Bevor er auf meine Frage antwortete, klappte er sein Buch zu. 'Grisham' stand in großen Lettern auf dem Titel, mehr konnte ich auf die Entfernung nicht erkennen. Dann richtete er sich auf und wandte sich mir zu. Anscheinend hatte er tatsächlich etwas zu berichten.

»Ja, meine Eltern kommen am Wochenende.«

»Oh«, antwortete ich. »Hast du mit denen heute etwa schon telefoniert? Dann muss ich ja echt ziemlich fest geschlafen haben, wenn ich davon nichts bemerkt habe.«

»Nee, das weiß ich schon seit gestern, bin bloß noch nicht dazu gekommen, dir was davon zu sagen.«

Vorsichtig fuhr er fort: »Naja, tagsüber warst du total auf Daniel fixiert. Und abends ... du weißt schon.«

Ja, ich wusste, was er meinte. So langsam schien ich aber doch mit dem Gedanken klarzukommen, dass Daniel nicht mehr hier war. Zumindest verfiel ich nicht gleich in Depressionen, nur weil Kevin seinen Namen erwähnte.

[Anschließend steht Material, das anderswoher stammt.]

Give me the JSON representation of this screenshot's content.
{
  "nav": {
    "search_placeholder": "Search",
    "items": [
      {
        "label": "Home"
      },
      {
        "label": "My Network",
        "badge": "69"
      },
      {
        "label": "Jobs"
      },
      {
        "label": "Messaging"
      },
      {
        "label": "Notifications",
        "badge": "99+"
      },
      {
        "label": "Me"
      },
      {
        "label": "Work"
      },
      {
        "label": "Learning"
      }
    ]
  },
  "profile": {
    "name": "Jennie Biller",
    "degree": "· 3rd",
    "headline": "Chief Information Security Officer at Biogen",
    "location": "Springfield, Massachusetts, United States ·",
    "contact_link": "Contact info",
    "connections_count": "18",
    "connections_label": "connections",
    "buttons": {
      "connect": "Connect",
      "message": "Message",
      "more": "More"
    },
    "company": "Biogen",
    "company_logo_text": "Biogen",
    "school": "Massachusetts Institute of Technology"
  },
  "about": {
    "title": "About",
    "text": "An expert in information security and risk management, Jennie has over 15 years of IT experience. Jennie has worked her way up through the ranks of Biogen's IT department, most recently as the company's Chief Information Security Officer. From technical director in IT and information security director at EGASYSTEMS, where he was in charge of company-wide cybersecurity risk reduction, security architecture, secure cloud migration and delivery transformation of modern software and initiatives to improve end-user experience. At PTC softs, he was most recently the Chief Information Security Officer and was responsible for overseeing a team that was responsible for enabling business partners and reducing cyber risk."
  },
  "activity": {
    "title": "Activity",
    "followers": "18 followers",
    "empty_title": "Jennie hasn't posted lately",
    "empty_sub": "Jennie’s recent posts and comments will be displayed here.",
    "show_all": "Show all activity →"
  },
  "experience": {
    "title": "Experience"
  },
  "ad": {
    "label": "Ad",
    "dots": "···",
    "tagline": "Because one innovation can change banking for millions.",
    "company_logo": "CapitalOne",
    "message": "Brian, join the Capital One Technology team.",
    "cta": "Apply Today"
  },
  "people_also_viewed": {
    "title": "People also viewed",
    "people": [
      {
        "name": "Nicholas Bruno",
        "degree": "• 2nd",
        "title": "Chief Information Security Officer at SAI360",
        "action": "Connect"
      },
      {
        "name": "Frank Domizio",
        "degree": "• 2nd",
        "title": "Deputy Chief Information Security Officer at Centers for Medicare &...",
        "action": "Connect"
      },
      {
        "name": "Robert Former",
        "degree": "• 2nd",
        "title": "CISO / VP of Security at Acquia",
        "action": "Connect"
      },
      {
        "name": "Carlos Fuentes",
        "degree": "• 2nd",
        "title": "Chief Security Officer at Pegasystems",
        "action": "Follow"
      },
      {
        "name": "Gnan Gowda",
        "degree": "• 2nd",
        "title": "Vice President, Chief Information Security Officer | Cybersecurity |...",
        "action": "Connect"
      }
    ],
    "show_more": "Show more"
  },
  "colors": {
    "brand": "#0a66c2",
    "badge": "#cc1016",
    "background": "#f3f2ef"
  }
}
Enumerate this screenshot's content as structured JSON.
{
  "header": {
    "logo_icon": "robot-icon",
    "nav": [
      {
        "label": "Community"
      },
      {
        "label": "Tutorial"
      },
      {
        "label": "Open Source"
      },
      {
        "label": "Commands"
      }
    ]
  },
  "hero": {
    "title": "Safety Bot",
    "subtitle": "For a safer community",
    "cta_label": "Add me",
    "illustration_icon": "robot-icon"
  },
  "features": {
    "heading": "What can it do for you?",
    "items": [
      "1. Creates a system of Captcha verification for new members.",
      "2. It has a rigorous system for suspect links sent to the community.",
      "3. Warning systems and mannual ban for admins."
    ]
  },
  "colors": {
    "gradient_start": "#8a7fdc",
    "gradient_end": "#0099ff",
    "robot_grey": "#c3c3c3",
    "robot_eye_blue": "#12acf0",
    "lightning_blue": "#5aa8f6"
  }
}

»Und? Freust du dich auf deine Eltern?« wollte ich schließlich wissen.

»Klar. Naja, hauptsächlich sind's meine Eltern, die sich darauf freuen, mich mal wieder zu sehen. Kann ich ihnen ja schlecht abschlagen, oder?«

Er wurde nachdenklich.

»Ich hab ihnen verdammt viel Sorgen gemacht in letzter Zeit«, fuhr er fort. »Als ob das mit Marco nicht schon schlimm genug für sie gewesen wäre.«

»Hey, mach dir keine Vorwürfe deswegen.«

»Das versuch ich ja, ist nur nicht so einfach.«

Er wälzte sich aus dem Bett und blickte mich ein wenig niedergeschlagen an. Ich konnte mir gut vorstellen, wie er sich fühlte. Mal wieder fiel mir nichts Passendes ein, was ich ihm hätte antworten können. Ich ärgerte mich, dass ich überhaupt nachgefragt hatte. Kevin schien mir meine Unsicherheit aber anzusehen.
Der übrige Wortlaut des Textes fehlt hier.